Trust by Design: Skill Profiles for Transparent, Cost-Aware LLM Routing
Mika Okamoto, Ansel Kaplan Erol, Glenn Matlin
TL;DR
This paper tackles the problem of deploying LLMs under real-world budget constraints by introducing BELLA, a framework that grounds model selection in interpretable, multi-skill profiles derived from critic-based analyses of model outputs. It decomposes task performance into granular skills, clusters them into a structured capability matrix, and solves a constraint-aware optimization to maximize expected performance within a budget, while providing transparent, natural-language rationales for recommendations. The key contributions include critic-based skill profiling without predefined taxonomies, a matrix-based representation (C, R, c) that supports various retrieval and prediction strategies, and a leave-one-out evaluation framework to assess generalizability and cost-performance trade-offs on financial reasoning benchmarks.
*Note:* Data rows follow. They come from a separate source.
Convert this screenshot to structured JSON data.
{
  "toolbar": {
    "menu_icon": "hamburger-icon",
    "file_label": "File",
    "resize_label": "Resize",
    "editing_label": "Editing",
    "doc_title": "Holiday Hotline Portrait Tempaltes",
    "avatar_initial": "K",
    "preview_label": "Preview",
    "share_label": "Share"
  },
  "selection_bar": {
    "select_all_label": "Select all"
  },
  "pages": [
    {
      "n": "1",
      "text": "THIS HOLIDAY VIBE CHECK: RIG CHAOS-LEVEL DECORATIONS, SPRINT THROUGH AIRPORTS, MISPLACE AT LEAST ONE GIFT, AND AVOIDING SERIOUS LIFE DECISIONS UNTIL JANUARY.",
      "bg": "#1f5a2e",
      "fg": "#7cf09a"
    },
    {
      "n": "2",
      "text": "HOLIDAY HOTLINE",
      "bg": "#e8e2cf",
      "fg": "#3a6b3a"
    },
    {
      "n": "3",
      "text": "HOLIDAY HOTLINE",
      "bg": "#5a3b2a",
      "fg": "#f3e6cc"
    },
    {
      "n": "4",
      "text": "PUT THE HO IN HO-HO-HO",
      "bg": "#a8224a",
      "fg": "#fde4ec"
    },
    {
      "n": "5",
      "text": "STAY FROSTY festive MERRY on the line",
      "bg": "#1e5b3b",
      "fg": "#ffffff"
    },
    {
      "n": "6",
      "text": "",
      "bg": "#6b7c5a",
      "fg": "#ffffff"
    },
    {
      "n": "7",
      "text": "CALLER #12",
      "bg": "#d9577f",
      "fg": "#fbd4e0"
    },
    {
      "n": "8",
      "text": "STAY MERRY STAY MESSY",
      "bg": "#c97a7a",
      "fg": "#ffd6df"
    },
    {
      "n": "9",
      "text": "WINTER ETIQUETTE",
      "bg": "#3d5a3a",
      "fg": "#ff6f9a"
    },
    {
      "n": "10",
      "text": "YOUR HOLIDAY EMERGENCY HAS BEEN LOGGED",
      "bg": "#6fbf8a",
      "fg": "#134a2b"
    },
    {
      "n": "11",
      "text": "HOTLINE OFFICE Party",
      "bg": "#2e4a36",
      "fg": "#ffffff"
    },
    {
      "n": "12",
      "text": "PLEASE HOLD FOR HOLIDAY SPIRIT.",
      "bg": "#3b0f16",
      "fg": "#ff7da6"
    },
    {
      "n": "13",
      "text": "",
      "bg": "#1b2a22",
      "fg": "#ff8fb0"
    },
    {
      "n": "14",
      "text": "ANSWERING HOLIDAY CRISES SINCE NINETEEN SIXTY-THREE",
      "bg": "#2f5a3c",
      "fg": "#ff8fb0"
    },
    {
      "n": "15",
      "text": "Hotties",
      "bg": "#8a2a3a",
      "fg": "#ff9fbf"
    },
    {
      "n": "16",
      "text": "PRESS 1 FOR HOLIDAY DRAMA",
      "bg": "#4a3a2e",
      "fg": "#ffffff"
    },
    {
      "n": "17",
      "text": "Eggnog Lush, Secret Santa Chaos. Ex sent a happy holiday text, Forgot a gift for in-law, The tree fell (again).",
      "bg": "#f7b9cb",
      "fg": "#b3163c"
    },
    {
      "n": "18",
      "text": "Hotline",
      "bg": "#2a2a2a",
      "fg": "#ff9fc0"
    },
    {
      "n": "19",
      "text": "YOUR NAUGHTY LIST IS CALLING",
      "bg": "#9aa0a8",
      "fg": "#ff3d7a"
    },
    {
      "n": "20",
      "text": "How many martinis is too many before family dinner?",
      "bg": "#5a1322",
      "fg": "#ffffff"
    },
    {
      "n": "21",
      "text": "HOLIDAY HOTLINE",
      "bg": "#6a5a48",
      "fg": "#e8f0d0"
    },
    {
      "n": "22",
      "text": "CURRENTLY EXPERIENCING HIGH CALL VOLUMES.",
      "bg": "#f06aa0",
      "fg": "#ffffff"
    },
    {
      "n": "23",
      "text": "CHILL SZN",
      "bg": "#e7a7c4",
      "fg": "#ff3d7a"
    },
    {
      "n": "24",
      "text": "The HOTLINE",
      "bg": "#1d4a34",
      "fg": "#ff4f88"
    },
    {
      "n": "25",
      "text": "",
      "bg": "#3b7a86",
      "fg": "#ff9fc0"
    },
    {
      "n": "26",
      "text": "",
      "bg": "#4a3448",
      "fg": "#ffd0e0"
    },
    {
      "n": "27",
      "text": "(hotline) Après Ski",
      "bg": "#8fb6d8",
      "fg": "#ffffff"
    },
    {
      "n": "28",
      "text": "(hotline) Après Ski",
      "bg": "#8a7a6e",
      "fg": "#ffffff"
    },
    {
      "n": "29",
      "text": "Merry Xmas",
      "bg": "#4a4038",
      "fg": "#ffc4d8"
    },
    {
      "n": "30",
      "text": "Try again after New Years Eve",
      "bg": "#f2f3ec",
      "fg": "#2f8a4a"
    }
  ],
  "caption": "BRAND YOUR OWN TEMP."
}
BELLA’s emphasis on interpretability and principled cost-aware decision-making offers a practical path to trustworthy, resource-efficient LLM deployment across domains with diverse skill requirements and constraints.
Abstract
How should Large Language Model (LLM) practitioners select the right model for a task without wasting money? We introduce BELLA (Budget-Efficient LLM Selection via Automated skill-profiling), a framework that recommends optimal LLM selection for tasks through interpretable skill-based model selection. Standard benchmarks report aggregate metrics that obscure which specific capabilities a task requires and whether a cheaper model could suffice. BELLA addresses this gap through three stages: (1) decomposing LLM outputs and extract the granular skills required by using critic-based profiling, (2) clustering skills into structured capability matrices, and (3) multi-objective optimization to select the right models to maximize performance while respecting budget constraints. BELLA provides natural-language rationale for recommendations, providing transparency that current black-box routing systems lack. We describe the framework architecture, situate it within the landscape of LLM routing and evaluation, and discuss its application to financial reasoning as a representative domain exhibiting diverse skill requirements and cost-variation across models. Our framework enables practitioners to make principled and cost-performance trade-offs for deploying LLMs.